Childhood vaccine may help prevent severe COVID-19

FILE PHOTO: The ultrastructural morphology exhibited by the 2019 Novel Coronavirus (2019-nCoV), which was identified as the cause of an outbreak of respiratory illness first detected in Wuhan, China, is seen in an illustration released by the Centers for Disease Control and Prevention (CDC) in Atlanta, Georgia, U.S. January 29, 2020. Alissa Eckert, MS; Dan Higgins, MAM/CDC/Handout via REUTERS.

People whose immune systems responded strongly to a measles-mumps-rubella (MMR) vaccine may be less likely to become severely ill if they are infected with the new coronavirus, new data suggest.

The MMR II vaccine, manufactured by Merck and licensed in 1979, works by triggering the immune system to produce antibodies.

Researchers reported on Friday in mBio that among 50 COVID-19 patients under the age of 42 who had received the MMR II as children, the higher their titers — or levels — of so-called IgG antibodies produced by the vaccine and directed against the mumps virus in particular, the less severe their symptoms.

People with the highest mumps antibody titers had asymptomatic COVID-19.

More research is needed to prove the vaccine prevents severe COVID-19. Still, the new findings “may explain why children have a much lower COVID-19 case rate than adults, as well as a much lower death rate,” coauthor Jeffrey Gold, president of World Organization, in Watkinsville, Georgia, said in a statement.

“The majority of children get their first MMR vaccination around 12 to 15 months of age and a second one from 4 to 6 years of age.”

Smoking increases cell vulnerability to COVID-19

UCLA researchers also found that exposure to cigarette smoke makes airway cells more vulnerable to infection with the new coronavirus.

They obtained airway-lining cells from five individuals without COVID-19 and exposed some of the cells to cigarette smoke in test tubes. Then they exposed all the cells to the coronavirus.
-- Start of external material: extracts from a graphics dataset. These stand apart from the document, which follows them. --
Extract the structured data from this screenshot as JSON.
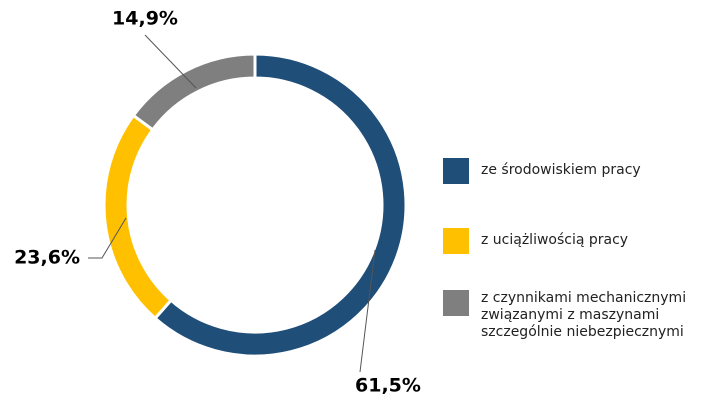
{
  "chart_data": {
    "type": "donut",
    "categories": [
      "ze środowiskiem pracy",
      "z uciążliwością pracy",
      "z czynnikami mechanicznymi związanymi z maszynami szczególnie niebezpiecznymi"
    ],
    "values": [
      61.5,
      23.6,
      14.9
    ],
    "value_labels": [
      "61,5%",
      "23,6%",
      "14,9%"
    ],
    "colors": [
      "#1f4e79",
      "#ffc000",
      "#7f7f7f"
    ]
  }
}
Compared to cells not exposed to the smoke, smoke-exposed cells were two- or even three-times more likely to become infected with the virus, the researchers reported on Tuesday in Cell Stem Cell.

Analysis of individual airway cells showed the cigarette smoke reduced the immune response to the virus.

“If you think of the airways like the high walls that protect a castle, smoking cigarettes is like creating holes in these walls,” coauthor Brigitte Gomperts told Reuters. “Smoking reduces the natural defenses and this allows the virus to enter and take over the cells.”

Cells infected with new coronavirus die

Cells infected with the new coronavirus die within a day or two, and researchers have found a way to see what the virus is doing to them.

By integrating multiple imaging techniques, they saw the virus create “virus-copying factories” in cells that look like clusters of balloons.

The virus also disrupts cellular systems responsible for secreting substances, the researchers reported on Tuesday in Cell Host & Microbe.

Furthermore, it reorganizes the “cytoskeleton,” which gives cells their shape and “serves like a railway system to allow the transport of various cargos inside the cell,” coauthor Dr. Ralf Bartenschlager of the University of Heidelberg, Germany told Reuters.

When his team added drugs that affect the cytoskeleton, the virus had trouble making copies of itself, “which indicates to us that the virus needs to reorganize the cytoskeleton in order to replicate with high efficiency,” Bartenschlager said.

“We now have a much better idea how SARS-CoV-2 changes the intracellular architecture of the infected cell and this will help us to understand why the cells are dying so quickly.”

The Zika virus causes similar cell changes, he said, so it might be possible to develop drugs for COVID-19 that also work against other viruses.